My son spent twenty minutes last Tuesday lying face down on the kitchen floor because his banana broke in half. Not split, not bruised, broke. He had peeled it himself, which is a power he loves to exercise, and somewhere between his fist and the countertop the banana suffered a structural failure, and that was it. He was undone. My wife and I exchanged the look. You know the look. The one that says, neither of us is going to laugh, but one of us is definitely going to write about this later. I read him this book that night.
I love this book. I loved it as a kid, and I love it now, and I want to be clear about the nostalgia component up front because I always try to be honest when nostalgia is propping up a rating. Here, I don't think it is. I think this book is genuinely doing something almost no other picture book of its era does, which is take a child's bad mood at face value and not try to fix it.

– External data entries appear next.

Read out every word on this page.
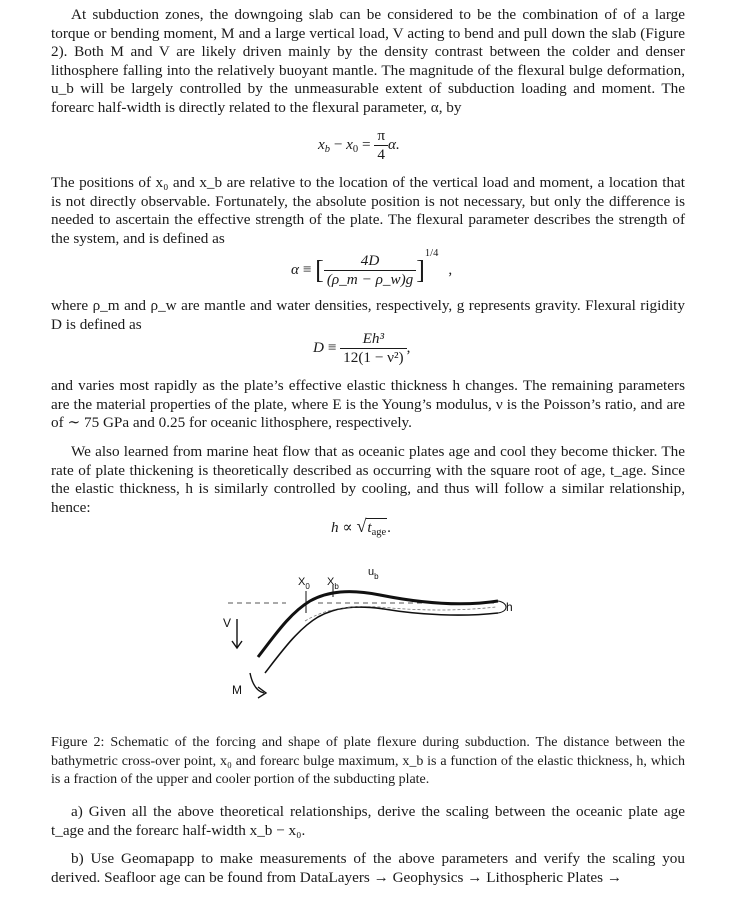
At subduction zones, the downgoing slab can be considered to be the combination of of a large torque or bending moment, M and a large vertical load, V acting to bend and pull down the slab (Figure 2). Both M and V are likely driven mainly by the density contrast between the colder and denser lithosphere falling into the relatively buoyant mantle. The magnitude of the flexural bulge deformation, u_b will be largely controlled by the unmeasurable extent of subduction loading and moment. The forearc half-width is directly related to the flexural parameter, α, by

$x_b - x_0 = \frac{\pi}{4} \alpha$.

The positions of x₀ and x_b are relative to the location of the vertical load and moment, a location that is not directly observable. Fortunately, the absolute position is not necessary, but only the difference is needed to ascertain the effective strength of the plate. The flexural parameter describes the strength of the system, and is defined as

α ≡ [ $\frac{4D}{(\rho\_m - \rho\_w)g} ]^{1/4}$,

where ρ_m and ρ_w are mantle and water densities, respectively, g represents gravity. Flexural rigidity D is defined as

$D \equiv \frac{\text{Eh³}}{\text{12(1 − ν²)}}$ ,

and varies most rapidly as the plate’s effective elastic thickness h changes. The remaining parameters are the material properties of the plate, where E is the Young’s modulus, ν is the Poisson’s ratio, and are of ∼ 75 GPa and 0.25 for oceanic lithosphere, respectively.

We also learned from marine heat flow that as oceanic plates age and cool they become thicker. The rate of plate thickening is theoretically described as occurring with the square root of age, t_age. Since the elastic thickness, h is similarly controlled by cooling, and thus will follow a similar relationship, hence:

$h \propto √t_{age}$.
h
$X_0$ $X_b$
$u_b$
V
M

Figure 2: Schematic of the forcing and shape of plate flexure during subduction. The distance between the bathymetric cross-over point, x₀ and forearc bulge maximum, x_b is a function of the elastic thickness, h, which is a fraction of the upper and cooler portion of the subducting plate.

a) Given all the above theoretical relationships, derive the scaling between the oceanic plate age t_age and the forearc half-width x_b − x₀.

b) Use Geomapapp to make measurements of the above parameters and verify the scaling you derived. Seafloor age can be found from DataLayers → Geophysics → Lithospheric Plates →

The thing it gets right that almost nothing else gets right
Most children's books about feelings end in a lesson. The kid learns a strategy. The kid takes a deep breath. The kid colors in a feelings wheel and emerges enlightened. Viorst does not do this. The whole book is just a kid having a miserable day and complaining about it, in his own voice, at length, with no resolution other than the acknowledgment that some days are like that. Even in Australia. That last line is the entire emotional engine of the book and it lands every time, because it doesn't promise to make tomorrow better. It just says: yeah. This happens. To everyone. Sorry.
For a four-year-old who is convinced his suffering is unique and historic, that is a genuinely powerful message. For an eight-year-old who is starting to be embarrassed by her own big feelings, it's permission. My daughter, who as established does not cry at sad books and once delivered a weather report while I sobbed at The Giving Tree, listened to this one with her arms folded and at the end said, "yeah, that's accurate." High praise from that quarter.
The writing itself
Viorst writes in the voice of a kid who is mad. Not a kid who is sad and processing, a kid who is mad and listing grievances. The sentences pile up. They run on. They use "and" when a more careful writer would use a period, because that's how kids actually complain. The cumulative effect is hilarious if you read it right, which means leaning into the grumble and not trying to make it cute. Do not make it cute. The book is funny because the narrator is not trying to be funny. He is trying to be taken seriously and failing, and that gap is the whole joke.
Ray Cruz's black-and-white line drawings are doing something I underrated as a kid. There's no color to soften the misery. Everything looks a little crowded, a little annoying, a little like the inside of a bad day, which I think is part of why the book ages so well visually. It hasn't tried to be on-trend, so it can't fall off trend.
The read-aloud test, and the re-read test
This book is a layup at bedtime. The rhythm is built for performance. You get to do a put-upon, sighing little voice, and the repeated title phrase becomes a thing your kid will start saying along with you by the third reading. My son does. He chants "terrible, horrible, no good, very bad day" with real feeling, because at four, every day has the potential to be one.
On re-reads, it holds up better than I expected. I've now read it maybe fifteen times in this current run, and the prose still has snap. It doesn't get thinner the way some picture books do, where you start noticing the seams. The grievances stack in a way that has a kind of structural pleasure to them. You know the form, you settle into it, you wait for the next bit. It works like a good blues song.
The dad-survival question
Here's where I'll be honest. By read fifteen, I am no longer doing my best work. The list format means I can autopilot through stretches of it, and my four-year-old has not yet noticed that "Daddy voice" is operating on backup power. That's not the book's fault. That's any book's fate at fifteen reads. What I will say is that I have not yet started narrating it like a hostage reading a prepared statement, which is my personal benchmark for a book I've truly come to resent, and I don't think I will. There's enough texture in the writing to keep finding small things to do with it.
The one thing keeping it from five stars
It's a vibe piece more than a story. There's no arc. The kid is mad at the start, mad in the middle, mad at the end, with a small grace note of acceptance. That's the point, and it's the right point, but it means the book doesn't have the gravitational pull of, say, Where the Wild Things Are, where the mood is just as big but the structure underneath is sturdier. So this lives a notch below the absolute top shelf for me. It's a four. A confident, happy, unashamed four.
Also, fair warning, after a few reads your kid may start describing minor inconveniences using the full four-adjective phrase. My son's banana incident was officially classified by him as terrible, horrible, no good, and very bad. The book did that. I take full responsibility.